The Fáry-Milnor Theorem, as stated in Kristopher Tapp's Differential Geometry of Curves and Surfaces, states that, for a unit-speed simple closed (Tapp uses the convention that only regular curves are called closed) space curve $\gamma: [a, b] \to \mathbb R^3$ whose curvature function $\kappa$ is nowhere zero, if $\gamma$ is knotted (i.e. if $\gamma$ has no spanning disk), then $\int_a^b\kappa(t) \, dt \geq 4 \pi$. Tapp proves this by showing that the total Gaussian curvature of the portion with nonnegative curvature of a tubular neighborhood around $\gamma$ is at least $8 \pi$. Then, in an exercise, we are asked to show that, in fact, $\int_a^b\kappa(t) \, dt > 4 \pi$.
The only thought I've really had is to show that if the total curvature is exactly $4 \pi$, then $\gamma$ is a plane curve, which would force $\gamma$ to be unknotted by the Jordan curve theorem, but I'm struggling to show this.
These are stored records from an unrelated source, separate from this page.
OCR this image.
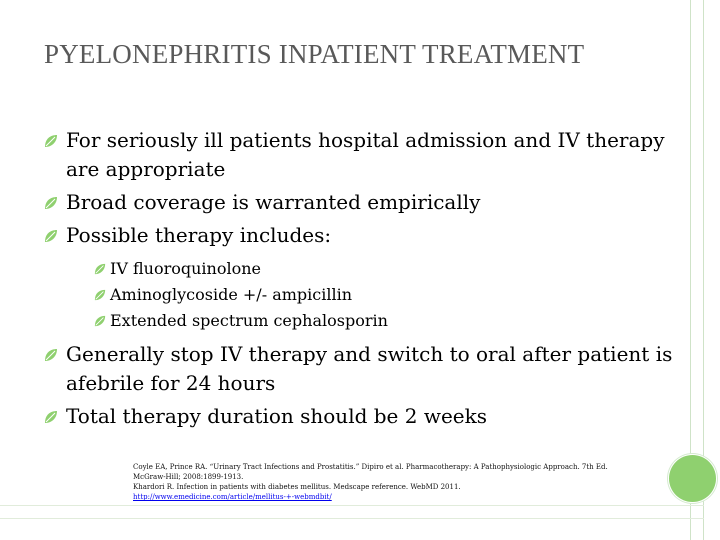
PYELONEPHRITIS INPATIENT TREATMENT

For seriously ill patients hospital admission and IV therapy are appropriate

Broad coverage is warranted empirically

Possible therapy includes:

IV fluoroquinolone

Aminoglycoside +/- ampicillin

Extended spectrum cephalosporin

Generally stop IV therapy and switch to oral after patient is afebrile for 24 hours

Total therapy duration should be 2 weeks

Coyle EA, Prince RA. “Urinary Tract Infections and Prostatitis.” Dipiro et al. Pharmacotherapy: A Pathophysiologic Approach. 7th Ed. McGraw-Hill; 2008:1899-1913.

Khardori R. Infection in patients with diabetes mellitus. Medscape reference. WebMD 2011.

http://www.emedicine.com/article/mellitus-+-webmdbit/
My attempts have included
- trying to extend Lemma 2.17, which states that a closed curve in $S^2$ whose trace intersects every great circle has arc length at least $2 \pi$ with equality if and only if the curve isa simple parametrization of a great circle (and which Tapp used to give the first proof in the text of Fenchel's theorem), to curves that intersect every great circle more than once (which we know must be true about $\gamma'$ for $\gamma$ to be knotted), and
- splitting $\gamma'$ into two curves, each of which Lemma 2.17 applies to.
However, I haven't really made any progress with the first attempt, and the second doesn't seem very promising since Lemma 2.17 only applies to closed curves, and it doesn't seem we can guarantee that $\gamma'$ can be split into two closed curves (with matching derivatives at the endpoints).
You have to check the equality case in the proof. It is easy to see that equality implies that it must be locally convex plane curve. Since its total curvature is $4{\cdot}\pi$, the curev cannot be simple --- a contradiction.